Since the 1980s those whose business is the active management of financial assets have sought out ways in which their stock-in-trade decision-making might be made more systematic, less discretionary and better informed by data-rich insight; in other words, more automated.

… quantitative funds

Investments given over to such control systems have come to be known as Quantitative funds. They use mathematical models and vast data fields instead of individually informed human judgement-calls to assess the relative attractiveness of potential assets and make predictions about the likely quality of returns.

Although the quantitative methodology has inherent limitations (to be offset, some suggest, by the less measurable insights that can be derived from complementary, qualitative research), there is no doubting the performance power of those hedge funds which – Bridgewater Associates and AQR Capital Management to name only today’s market leaders – espouse its approach.

The growing role AI has to play in the world’s money markets is clearly visible in the impact it is having on one sector in particular: the increasingly mainstream investment vehicles known as exchange-traded funds (ETFs). Traditionally a form of passive investment, these bundles of financial assets track the value of a market index, though they are also traded on stock exchanges through the day. Their popularity is a testament to, among other things, the well-established efficiency of the passive investment principle.

None of which means, of course, that one ETF performs as well as any other, nor that computer power and mathematical modelling don’t make a big difference. Leading ETFs are now starting to use proprietary algorithms to analyse such macroeconomic data as market volatility and interest rates with a view to predicting market changes and, on that basis, periodically rebalancing the composition of the fund.

The fact that basically passive, strongly automated and therefore strikingly low-cost investment structures are now the marketplace norm is a break with tradition from which there may be no going back – especially if the shift is understood within a larger demographic context.

A digital revolution led by automation

The digital revolution has democratised, through an abundance of online services, the kind of investment opportunities that an earlier generation, typically older and of higher net worth, would have explored with the aid of expensive financial advisors. The online services – Betterment and Wealthfront are two of the key players – are popularly known as Robo-advisors.
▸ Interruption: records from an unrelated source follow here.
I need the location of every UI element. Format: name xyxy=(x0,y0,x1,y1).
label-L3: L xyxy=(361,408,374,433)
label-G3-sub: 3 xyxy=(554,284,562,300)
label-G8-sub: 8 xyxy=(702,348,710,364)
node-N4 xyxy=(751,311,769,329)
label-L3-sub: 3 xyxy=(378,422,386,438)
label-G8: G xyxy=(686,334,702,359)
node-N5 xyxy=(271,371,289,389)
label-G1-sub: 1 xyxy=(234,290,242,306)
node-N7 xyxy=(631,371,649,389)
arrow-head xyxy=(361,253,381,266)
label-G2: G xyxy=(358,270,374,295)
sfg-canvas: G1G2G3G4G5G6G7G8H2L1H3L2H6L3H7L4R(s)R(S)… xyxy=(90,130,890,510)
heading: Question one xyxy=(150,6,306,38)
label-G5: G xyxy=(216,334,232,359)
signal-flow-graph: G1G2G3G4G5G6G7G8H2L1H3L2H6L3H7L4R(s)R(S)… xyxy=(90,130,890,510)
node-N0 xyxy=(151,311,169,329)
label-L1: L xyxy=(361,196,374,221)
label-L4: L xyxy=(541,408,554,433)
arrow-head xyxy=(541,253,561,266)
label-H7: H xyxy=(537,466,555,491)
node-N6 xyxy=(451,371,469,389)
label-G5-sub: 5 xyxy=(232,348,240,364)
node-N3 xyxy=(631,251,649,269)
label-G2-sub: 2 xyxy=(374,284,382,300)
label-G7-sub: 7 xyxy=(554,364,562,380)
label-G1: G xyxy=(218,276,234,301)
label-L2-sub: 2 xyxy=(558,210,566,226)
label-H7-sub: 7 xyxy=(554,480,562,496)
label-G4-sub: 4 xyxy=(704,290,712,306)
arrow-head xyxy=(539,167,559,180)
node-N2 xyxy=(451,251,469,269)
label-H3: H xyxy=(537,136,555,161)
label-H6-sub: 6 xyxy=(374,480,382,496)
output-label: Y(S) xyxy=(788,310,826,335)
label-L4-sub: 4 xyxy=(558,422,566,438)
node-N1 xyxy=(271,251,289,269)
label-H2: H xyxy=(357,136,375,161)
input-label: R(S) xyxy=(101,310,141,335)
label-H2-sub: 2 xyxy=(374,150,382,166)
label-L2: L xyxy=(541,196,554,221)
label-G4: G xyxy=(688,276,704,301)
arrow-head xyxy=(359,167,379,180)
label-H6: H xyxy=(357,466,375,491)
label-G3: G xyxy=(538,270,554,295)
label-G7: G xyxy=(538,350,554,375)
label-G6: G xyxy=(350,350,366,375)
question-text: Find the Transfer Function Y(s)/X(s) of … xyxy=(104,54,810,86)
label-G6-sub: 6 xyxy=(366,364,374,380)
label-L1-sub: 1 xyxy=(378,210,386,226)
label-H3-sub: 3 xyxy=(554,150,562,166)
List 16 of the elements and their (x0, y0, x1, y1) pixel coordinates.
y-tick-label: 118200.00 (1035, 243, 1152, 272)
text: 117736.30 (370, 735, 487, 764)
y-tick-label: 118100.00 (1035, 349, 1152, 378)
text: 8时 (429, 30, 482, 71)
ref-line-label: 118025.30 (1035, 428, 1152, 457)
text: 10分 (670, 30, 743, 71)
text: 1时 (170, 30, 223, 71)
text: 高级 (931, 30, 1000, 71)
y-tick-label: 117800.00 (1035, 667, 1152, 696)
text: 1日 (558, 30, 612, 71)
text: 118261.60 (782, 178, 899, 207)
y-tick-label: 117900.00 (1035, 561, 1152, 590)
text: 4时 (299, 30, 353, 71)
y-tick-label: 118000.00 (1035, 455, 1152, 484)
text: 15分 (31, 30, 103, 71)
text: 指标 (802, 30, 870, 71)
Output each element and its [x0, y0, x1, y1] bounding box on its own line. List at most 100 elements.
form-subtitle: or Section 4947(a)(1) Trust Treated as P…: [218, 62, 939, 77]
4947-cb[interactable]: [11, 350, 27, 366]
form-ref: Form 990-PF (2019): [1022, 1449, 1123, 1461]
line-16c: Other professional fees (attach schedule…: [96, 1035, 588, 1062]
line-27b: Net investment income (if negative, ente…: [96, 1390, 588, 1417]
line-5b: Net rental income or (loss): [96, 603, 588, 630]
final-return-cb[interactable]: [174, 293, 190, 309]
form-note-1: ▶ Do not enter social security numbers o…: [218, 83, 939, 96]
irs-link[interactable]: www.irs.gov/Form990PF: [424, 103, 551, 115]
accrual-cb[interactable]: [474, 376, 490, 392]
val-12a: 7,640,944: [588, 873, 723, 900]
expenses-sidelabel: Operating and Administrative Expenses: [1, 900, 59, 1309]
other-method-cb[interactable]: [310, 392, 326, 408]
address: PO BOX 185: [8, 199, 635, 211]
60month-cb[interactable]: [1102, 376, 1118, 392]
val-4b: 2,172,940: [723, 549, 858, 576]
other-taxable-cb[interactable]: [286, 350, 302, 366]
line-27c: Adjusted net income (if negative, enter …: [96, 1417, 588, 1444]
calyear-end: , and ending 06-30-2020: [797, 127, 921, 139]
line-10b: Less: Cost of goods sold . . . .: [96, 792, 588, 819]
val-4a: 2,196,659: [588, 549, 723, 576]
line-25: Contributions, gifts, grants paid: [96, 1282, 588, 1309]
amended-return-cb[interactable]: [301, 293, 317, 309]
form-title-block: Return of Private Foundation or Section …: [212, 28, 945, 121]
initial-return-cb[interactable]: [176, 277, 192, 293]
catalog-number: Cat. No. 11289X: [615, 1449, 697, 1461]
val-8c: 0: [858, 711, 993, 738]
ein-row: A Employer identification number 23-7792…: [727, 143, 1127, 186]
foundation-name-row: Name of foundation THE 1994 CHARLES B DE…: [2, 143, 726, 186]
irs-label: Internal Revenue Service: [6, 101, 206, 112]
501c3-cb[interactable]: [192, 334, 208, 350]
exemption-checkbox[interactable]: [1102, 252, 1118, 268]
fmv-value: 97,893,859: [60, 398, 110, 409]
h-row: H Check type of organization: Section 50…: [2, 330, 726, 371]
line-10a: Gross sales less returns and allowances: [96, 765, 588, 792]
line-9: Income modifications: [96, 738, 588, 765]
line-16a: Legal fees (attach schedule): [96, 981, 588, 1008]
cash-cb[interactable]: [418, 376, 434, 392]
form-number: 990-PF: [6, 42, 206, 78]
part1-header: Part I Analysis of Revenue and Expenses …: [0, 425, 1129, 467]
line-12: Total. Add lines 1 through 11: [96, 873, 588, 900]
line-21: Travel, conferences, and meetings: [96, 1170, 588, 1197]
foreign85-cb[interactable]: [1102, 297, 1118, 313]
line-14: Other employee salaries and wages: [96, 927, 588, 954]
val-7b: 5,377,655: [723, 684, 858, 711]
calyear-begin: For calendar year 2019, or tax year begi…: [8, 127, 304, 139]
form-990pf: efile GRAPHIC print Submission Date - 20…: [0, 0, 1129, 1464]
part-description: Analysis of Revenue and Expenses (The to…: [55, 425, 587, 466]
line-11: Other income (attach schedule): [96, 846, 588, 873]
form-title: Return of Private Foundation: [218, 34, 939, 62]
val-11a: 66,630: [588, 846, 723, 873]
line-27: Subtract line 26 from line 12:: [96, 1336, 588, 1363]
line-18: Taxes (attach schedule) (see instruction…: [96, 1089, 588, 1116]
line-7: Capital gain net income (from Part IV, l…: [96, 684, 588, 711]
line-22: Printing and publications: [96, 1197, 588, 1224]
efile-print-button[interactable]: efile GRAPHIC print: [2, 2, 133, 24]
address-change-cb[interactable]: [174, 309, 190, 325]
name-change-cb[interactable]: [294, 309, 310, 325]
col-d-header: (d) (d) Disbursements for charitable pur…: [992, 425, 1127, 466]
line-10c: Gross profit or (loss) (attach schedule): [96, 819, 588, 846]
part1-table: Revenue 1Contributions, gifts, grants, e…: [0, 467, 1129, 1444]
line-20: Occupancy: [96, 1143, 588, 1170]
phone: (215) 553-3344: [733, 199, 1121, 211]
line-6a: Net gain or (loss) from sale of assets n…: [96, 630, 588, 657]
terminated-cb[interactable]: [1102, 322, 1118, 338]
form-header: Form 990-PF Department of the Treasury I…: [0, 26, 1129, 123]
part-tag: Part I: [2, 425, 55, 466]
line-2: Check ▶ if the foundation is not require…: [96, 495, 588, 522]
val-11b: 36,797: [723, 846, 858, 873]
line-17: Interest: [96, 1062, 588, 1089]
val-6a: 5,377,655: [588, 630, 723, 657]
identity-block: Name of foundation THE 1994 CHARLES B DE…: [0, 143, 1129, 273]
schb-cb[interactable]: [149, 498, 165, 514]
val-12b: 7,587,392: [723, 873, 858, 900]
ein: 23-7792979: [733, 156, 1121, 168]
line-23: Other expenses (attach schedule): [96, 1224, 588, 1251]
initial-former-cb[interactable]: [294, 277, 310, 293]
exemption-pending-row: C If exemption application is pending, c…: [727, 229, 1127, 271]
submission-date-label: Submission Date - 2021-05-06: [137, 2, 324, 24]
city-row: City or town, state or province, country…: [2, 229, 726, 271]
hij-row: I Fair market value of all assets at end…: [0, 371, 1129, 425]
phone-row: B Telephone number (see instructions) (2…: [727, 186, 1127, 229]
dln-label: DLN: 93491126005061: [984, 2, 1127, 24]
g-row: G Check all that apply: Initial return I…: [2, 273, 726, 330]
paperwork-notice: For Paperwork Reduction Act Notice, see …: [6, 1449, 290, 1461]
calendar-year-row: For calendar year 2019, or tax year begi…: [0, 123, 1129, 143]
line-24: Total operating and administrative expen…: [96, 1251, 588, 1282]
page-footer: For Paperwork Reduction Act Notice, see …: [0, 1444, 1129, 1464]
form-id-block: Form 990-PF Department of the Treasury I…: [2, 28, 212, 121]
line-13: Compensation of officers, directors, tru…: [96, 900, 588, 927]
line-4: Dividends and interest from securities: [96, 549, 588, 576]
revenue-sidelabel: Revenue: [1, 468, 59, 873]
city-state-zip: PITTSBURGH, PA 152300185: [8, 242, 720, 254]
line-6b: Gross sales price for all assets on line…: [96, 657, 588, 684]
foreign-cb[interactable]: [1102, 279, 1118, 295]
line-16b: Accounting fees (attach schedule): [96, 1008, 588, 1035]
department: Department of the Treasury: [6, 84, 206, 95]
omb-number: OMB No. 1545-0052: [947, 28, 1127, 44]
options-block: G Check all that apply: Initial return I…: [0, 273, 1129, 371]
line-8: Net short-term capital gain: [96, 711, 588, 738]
These digital investment mechanisms deploy the same kind of algorithms that were pioneered in the early days of quantitative fund management and have been trickling down through the system ever since. Individual investors are allocated assets (typically via ETFs) automatically, with the assets subject to reinvestment and the allocation subject to rebalancing also automatically.

The intelligence of the platforms’ behaviour extends to practices such as tax-loss harvesting. The selling of assets at a loss in order to reduce short-term tax liability is, in fact, a good example of the kind of financial manipulation that is difficult to achieve manually but straightforward work for the right software.

Impressive as advances in automated investment techniques have been so far – advances which have benefited an unprecedented number of individuals as well, arguably, as the health of the stock market itself – their future is by no means certain. It is not known, ultimately, how good a fit artificial intelligence is for the unique dynamics of the marketplace. Can it do much more with the kind of data it currently has at its disposal? If it needs more, will there be enough – or could there be too much? Will the new AI insights be game-changers or dead-ends? And should their work be complemented by human economic theory, or will they somehow challenge and replace it?

Whatever the future, it will be a far cry from the days, not so very long ago, when technology meant ticker tape and slide rules, and when the best investments were made by people whose abilities seemed to defy analysis.